A new workshop which shows people what it is like to live with dementia has been launched in Aberdeen.
The programme at the Royal Cornhill Hospital fits participants with a kit including vision impairing goggles, sound limiting headphones and plastic gloves to constrain feelings in the hands.
They are asked to complete five simple tasks which most people take for granted, such as cutting a slice of bread or tying a tie.
The workshop at the Strathbeg Ward of the hospital has been launched as part of Dementia Awareness Week, organised by Alzheimer Scotland and supported by NHS Grampian.
It was brought to the north-east by deputy charge nurse Sandie Thomson.
She said many people who take part in the workshop are left with a sense of anxiety after being frustrated at their inability to do the tasks – and believes it will be help equip staff with skills to deal with dementia sufferer’s needs.
Ms Thomson said: “I was at a training course in Hamilton run by North East Sensory Services where they had a whole living room which was used to stimulate life for someone with dementia.

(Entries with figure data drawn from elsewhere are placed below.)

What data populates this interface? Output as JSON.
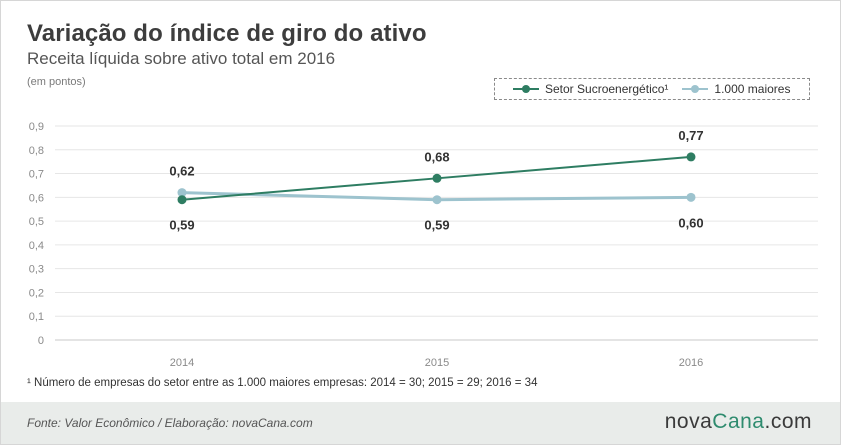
{
  "header": {
    "title": "Variação do índice de giro do ativo",
    "subtitle": "Receita líquida sobre ativo total em 2016",
    "unit": "(em pontos)"
  },
  "colors": {
    "sector": "#2e7d62",
    "top1000": "#9dc3ce",
    "grid": "#e6e6e6",
    "tick": "#8a8a8a"
  },
  "chart_data": {
    "type": "line",
    "x": [
      "2014",
      "2015",
      "2016"
    ],
    "series": [
      {
        "name": "Setor Sucroenergético¹",
        "values": [
          0.59,
          0.68,
          0.77
        ],
        "labels": [
          "0,59",
          "0,68",
          "0,77"
        ]
      },
      {
        "name": "1.000 maiores",
        "values": [
          0.62,
          0.59,
          0.6
        ],
        "labels": [
          "0,62",
          "0,59",
          "0,60"
        ]
      }
    ],
    "yticks": [
      "0",
      "0,1",
      "0,2",
      "0,3",
      "0,4",
      "0,5",
      "0,6",
      "0,7",
      "0,8",
      "0,9"
    ],
    "ylim": [
      0,
      0.9
    ],
    "grid": true,
    "legend": "top-right"
  },
  "footnote": "¹ Número de empresas do setor entre as 1.000 maiores empresas: 2014 = 30; 2015 = 29; 2016 = 34",
  "footer": {
    "source": "Fonte: Valor Econômico / Elaboração: novaCana.com",
    "brand_main": "nova",
    "brand_accent": "Cana",
    "brand_suffix": ".com"
  }
}
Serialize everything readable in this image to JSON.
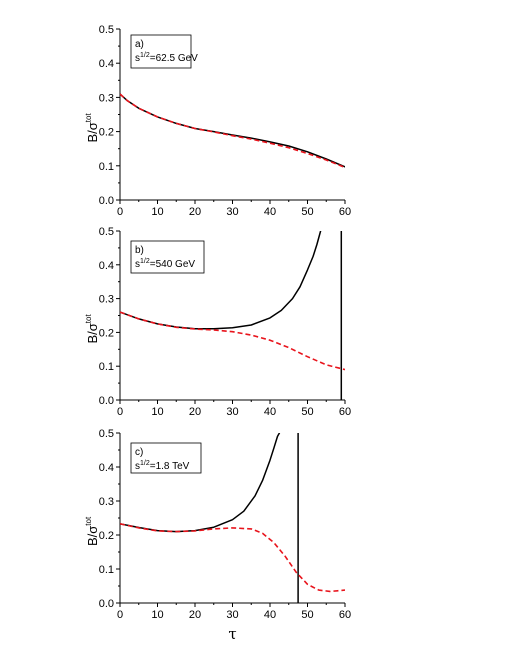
{
  "chart_data": [
    {
      "type": "line",
      "panel_label": "a)",
      "annotation": {
        "base": "s",
        "sup": "1/2",
        "rest": "=62.5 GeV"
      },
      "ylabel": {
        "main": "B/σ",
        "sup": "tot"
      },
      "xlabel": "",
      "xlim": [
        0,
        60
      ],
      "ylim": [
        0,
        0.5
      ],
      "xticks": [
        "0",
        "10",
        "20",
        "30",
        "40",
        "50",
        "60"
      ],
      "yticks": [
        "0.0",
        "0.1",
        "0.2",
        "0.3",
        "0.4",
        "0.5"
      ],
      "series": [
        {
          "style": "solid",
          "color": "#000000",
          "x": [
            0,
            2,
            5,
            10,
            15,
            20,
            25,
            30,
            35,
            40,
            45,
            50,
            55,
            60
          ],
          "y": [
            0.31,
            0.29,
            0.268,
            0.243,
            0.224,
            0.209,
            0.2,
            0.19,
            0.181,
            0.17,
            0.158,
            0.141,
            0.12,
            0.097
          ]
        },
        {
          "style": "dashed",
          "color": "#e8141c",
          "x": [
            0,
            2,
            5,
            10,
            15,
            20,
            25,
            30,
            35,
            40,
            45,
            50,
            55,
            60
          ],
          "y": [
            0.31,
            0.29,
            0.268,
            0.243,
            0.224,
            0.209,
            0.199,
            0.188,
            0.178,
            0.166,
            0.153,
            0.136,
            0.117,
            0.095
          ]
        }
      ]
    },
    {
      "type": "line",
      "panel_label": "b)",
      "annotation": {
        "base": "s",
        "sup": "1/2",
        "rest": "=540 GeV"
      },
      "ylabel": {
        "main": "B/σ",
        "sup": "tot"
      },
      "xlabel": "",
      "xlim": [
        0,
        60
      ],
      "ylim": [
        0,
        0.5
      ],
      "xticks": [
        "0",
        "10",
        "20",
        "30",
        "40",
        "50",
        "60"
      ],
      "yticks": [
        "0.0",
        "0.1",
        "0.2",
        "0.3",
        "0.4",
        "0.5"
      ],
      "series": [
        {
          "style": "solid",
          "color": "#000000",
          "x": [
            0,
            5,
            10,
            15,
            20,
            25,
            30,
            35,
            40,
            43,
            46,
            48,
            50,
            51.5,
            52.5,
            53.5
          ],
          "y": [
            0.26,
            0.24,
            0.225,
            0.216,
            0.211,
            0.211,
            0.214,
            0.222,
            0.243,
            0.265,
            0.3,
            0.335,
            0.385,
            0.425,
            0.46,
            0.5
          ]
        },
        {
          "style": "solid",
          "color": "#000000",
          "x": [
            59,
            59
          ],
          "y": [
            0,
            0.5
          ]
        },
        {
          "style": "dashed",
          "color": "#e8141c",
          "x": [
            0,
            5,
            10,
            15,
            20,
            25,
            30,
            35,
            40,
            45,
            50,
            55,
            60
          ],
          "y": [
            0.26,
            0.24,
            0.225,
            0.215,
            0.21,
            0.207,
            0.202,
            0.192,
            0.177,
            0.155,
            0.128,
            0.104,
            0.09
          ]
        }
      ]
    },
    {
      "type": "line",
      "panel_label": "c)",
      "annotation": {
        "base": "s",
        "sup": "1/2",
        "rest": "=1.8 TeV"
      },
      "ylabel": {
        "main": "B/σ",
        "sup": "tot"
      },
      "xlabel": "τ",
      "xlim": [
        0,
        60
      ],
      "ylim": [
        0,
        0.5
      ],
      "xticks": [
        "0",
        "10",
        "20",
        "30",
        "40",
        "50",
        "60"
      ],
      "yticks": [
        "0.0",
        "0.1",
        "0.2",
        "0.3",
        "0.4",
        "0.5"
      ],
      "series": [
        {
          "style": "solid",
          "color": "#000000",
          "x": [
            0,
            5,
            10,
            15,
            20,
            25,
            30,
            33,
            36,
            38,
            40,
            41,
            42,
            42.5
          ],
          "y": [
            0.233,
            0.222,
            0.213,
            0.21,
            0.213,
            0.223,
            0.245,
            0.27,
            0.315,
            0.36,
            0.42,
            0.455,
            0.49,
            0.5
          ]
        },
        {
          "style": "solid",
          "color": "#000000",
          "x": [
            47.5,
            47.5
          ],
          "y": [
            0,
            0.5
          ]
        },
        {
          "style": "dashed",
          "color": "#e8141c",
          "x": [
            0,
            5,
            10,
            15,
            20,
            25,
            30,
            35,
            38,
            41,
            44,
            47,
            50,
            53,
            56,
            58,
            60
          ],
          "y": [
            0.233,
            0.221,
            0.212,
            0.21,
            0.212,
            0.218,
            0.221,
            0.218,
            0.205,
            0.178,
            0.138,
            0.09,
            0.055,
            0.038,
            0.034,
            0.036,
            0.038
          ]
        }
      ]
    }
  ]
}
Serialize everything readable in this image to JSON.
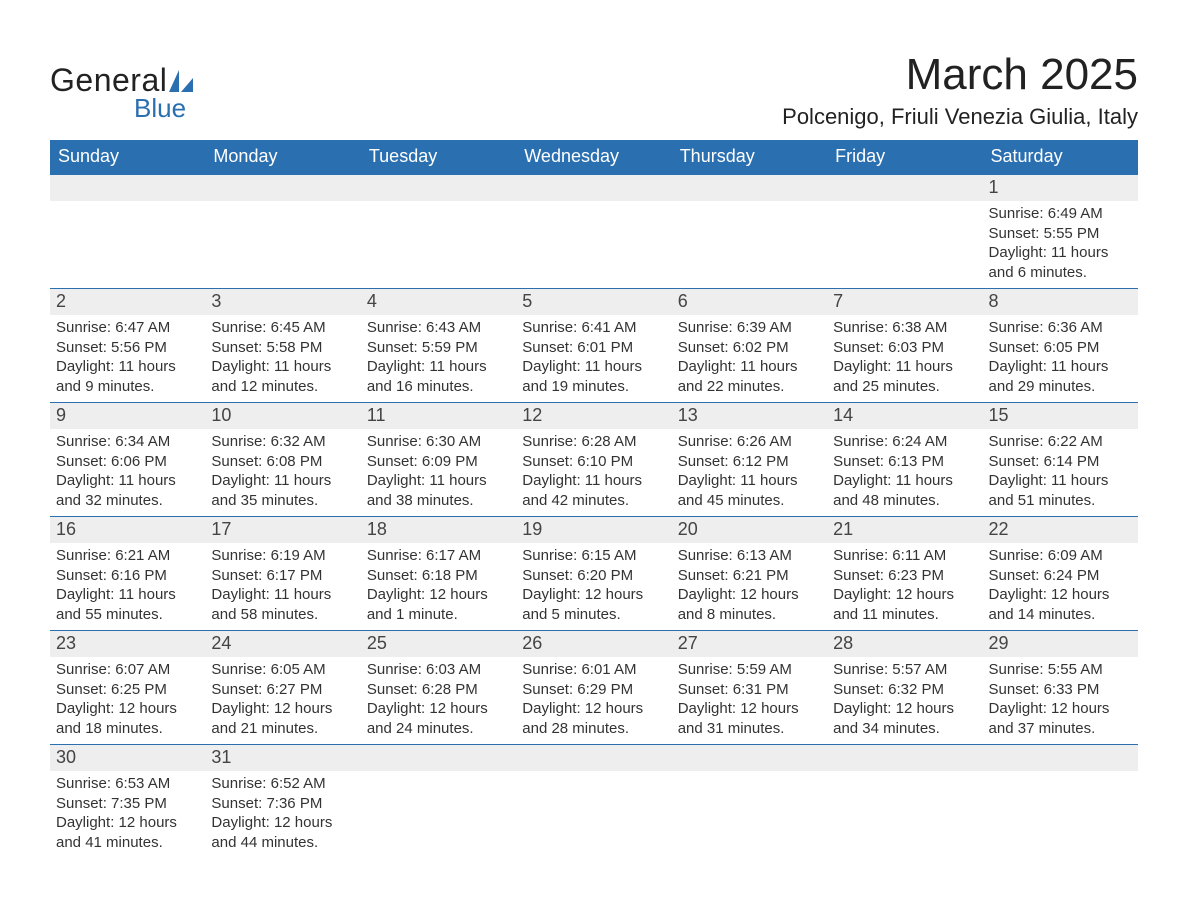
{
  "brand": {
    "word1": "General",
    "word2": "Blue",
    "text_color_primary": "#222222",
    "text_color_accent": "#2a6fb0",
    "sail_color": "#2a6fb0"
  },
  "title": {
    "month": "March 2025",
    "location": "Polcenigo, Friuli Venezia Giulia, Italy",
    "month_fontsize": 44,
    "location_fontsize": 22,
    "text_color": "#222222"
  },
  "calendar": {
    "type": "table",
    "header_bg": "#2a6fb0",
    "header_text_color": "#ffffff",
    "daynum_bg": "#eeeeee",
    "row_divider_color": "#2a6fb0",
    "body_text_color": "#333333",
    "day_headers": [
      "Sunday",
      "Monday",
      "Tuesday",
      "Wednesday",
      "Thursday",
      "Friday",
      "Saturday"
    ],
    "first_weekday_index": 6,
    "days": [
      {
        "n": "1",
        "sunrise": "6:49 AM",
        "sunset": "5:55 PM",
        "daylight": "11 hours and 6 minutes."
      },
      {
        "n": "2",
        "sunrise": "6:47 AM",
        "sunset": "5:56 PM",
        "daylight": "11 hours and 9 minutes."
      },
      {
        "n": "3",
        "sunrise": "6:45 AM",
        "sunset": "5:58 PM",
        "daylight": "11 hours and 12 minutes."
      },
      {
        "n": "4",
        "sunrise": "6:43 AM",
        "sunset": "5:59 PM",
        "daylight": "11 hours and 16 minutes."
      },
      {
        "n": "5",
        "sunrise": "6:41 AM",
        "sunset": "6:01 PM",
        "daylight": "11 hours and 19 minutes."
      },
      {
        "n": "6",
        "sunrise": "6:39 AM",
        "sunset": "6:02 PM",
        "daylight": "11 hours and 22 minutes."
      },
      {
        "n": "7",
        "sunrise": "6:38 AM",
        "sunset": "6:03 PM",
        "daylight": "11 hours and 25 minutes."
      },
      {
        "n": "8",
        "sunrise": "6:36 AM",
        "sunset": "6:05 PM",
        "daylight": "11 hours and 29 minutes."
      },
      {
        "n": "9",
        "sunrise": "6:34 AM",
        "sunset": "6:06 PM",
        "daylight": "11 hours and 32 minutes."
      },
      {
        "n": "10",
        "sunrise": "6:32 AM",
        "sunset": "6:08 PM",
        "daylight": "11 hours and 35 minutes."
      },
      {
        "n": "11",
        "sunrise": "6:30 AM",
        "sunset": "6:09 PM",
        "daylight": "11 hours and 38 minutes."
      },
      {
        "n": "12",
        "sunrise": "6:28 AM",
        "sunset": "6:10 PM",
        "daylight": "11 hours and 42 minutes."
      },
      {
        "n": "13",
        "sunrise": "6:26 AM",
        "sunset": "6:12 PM",
        "daylight": "11 hours and 45 minutes."
      },
      {
        "n": "14",
        "sunrise": "6:24 AM",
        "sunset": "6:13 PM",
        "daylight": "11 hours and 48 minutes."
      },
      {
        "n": "15",
        "sunrise": "6:22 AM",
        "sunset": "6:14 PM",
        "daylight": "11 hours and 51 minutes."
      },
      {
        "n": "16",
        "sunrise": "6:21 AM",
        "sunset": "6:16 PM",
        "daylight": "11 hours and 55 minutes."
      },
      {
        "n": "17",
        "sunrise": "6:19 AM",
        "sunset": "6:17 PM",
        "daylight": "11 hours and 58 minutes."
      },
      {
        "n": "18",
        "sunrise": "6:17 AM",
        "sunset": "6:18 PM",
        "daylight": "12 hours and 1 minute."
      },
      {
        "n": "19",
        "sunrise": "6:15 AM",
        "sunset": "6:20 PM",
        "daylight": "12 hours and 5 minutes."
      },
      {
        "n": "20",
        "sunrise": "6:13 AM",
        "sunset": "6:21 PM",
        "daylight": "12 hours and 8 minutes."
      },
      {
        "n": "21",
        "sunrise": "6:11 AM",
        "sunset": "6:23 PM",
        "daylight": "12 hours and 11 minutes."
      },
      {
        "n": "22",
        "sunrise": "6:09 AM",
        "sunset": "6:24 PM",
        "daylight": "12 hours and 14 minutes."
      },
      {
        "n": "23",
        "sunrise": "6:07 AM",
        "sunset": "6:25 PM",
        "daylight": "12 hours and 18 minutes."
      },
      {
        "n": "24",
        "sunrise": "6:05 AM",
        "sunset": "6:27 PM",
        "daylight": "12 hours and 21 minutes."
      },
      {
        "n": "25",
        "sunrise": "6:03 AM",
        "sunset": "6:28 PM",
        "daylight": "12 hours and 24 minutes."
      },
      {
        "n": "26",
        "sunrise": "6:01 AM",
        "sunset": "6:29 PM",
        "daylight": "12 hours and 28 minutes."
      },
      {
        "n": "27",
        "sunrise": "5:59 AM",
        "sunset": "6:31 PM",
        "daylight": "12 hours and 31 minutes."
      },
      {
        "n": "28",
        "sunrise": "5:57 AM",
        "sunset": "6:32 PM",
        "daylight": "12 hours and 34 minutes."
      },
      {
        "n": "29",
        "sunrise": "5:55 AM",
        "sunset": "6:33 PM",
        "daylight": "12 hours and 37 minutes."
      },
      {
        "n": "30",
        "sunrise": "6:53 AM",
        "sunset": "7:35 PM",
        "daylight": "12 hours and 41 minutes."
      },
      {
        "n": "31",
        "sunrise": "6:52 AM",
        "sunset": "7:36 PM",
        "daylight": "12 hours and 44 minutes."
      }
    ],
    "labels": {
      "sunrise_prefix": "Sunrise: ",
      "sunset_prefix": "Sunset: ",
      "daylight_prefix": "Daylight: "
    }
  }
}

“I have worked with the condition for seven years but despite that I still found it very moving.
“People who have used it have said it is a real eye opener and it made them realise things that they would not have thought about.
“Staff have said it made them more aware of how to engage with patients.”
She added: “We’ve had great feedback and I hope that it is used everywhere by people who work with people with dementia.
“It is also useful for members of the public who have relatives with dementia to find out more about what it is like to live with it.”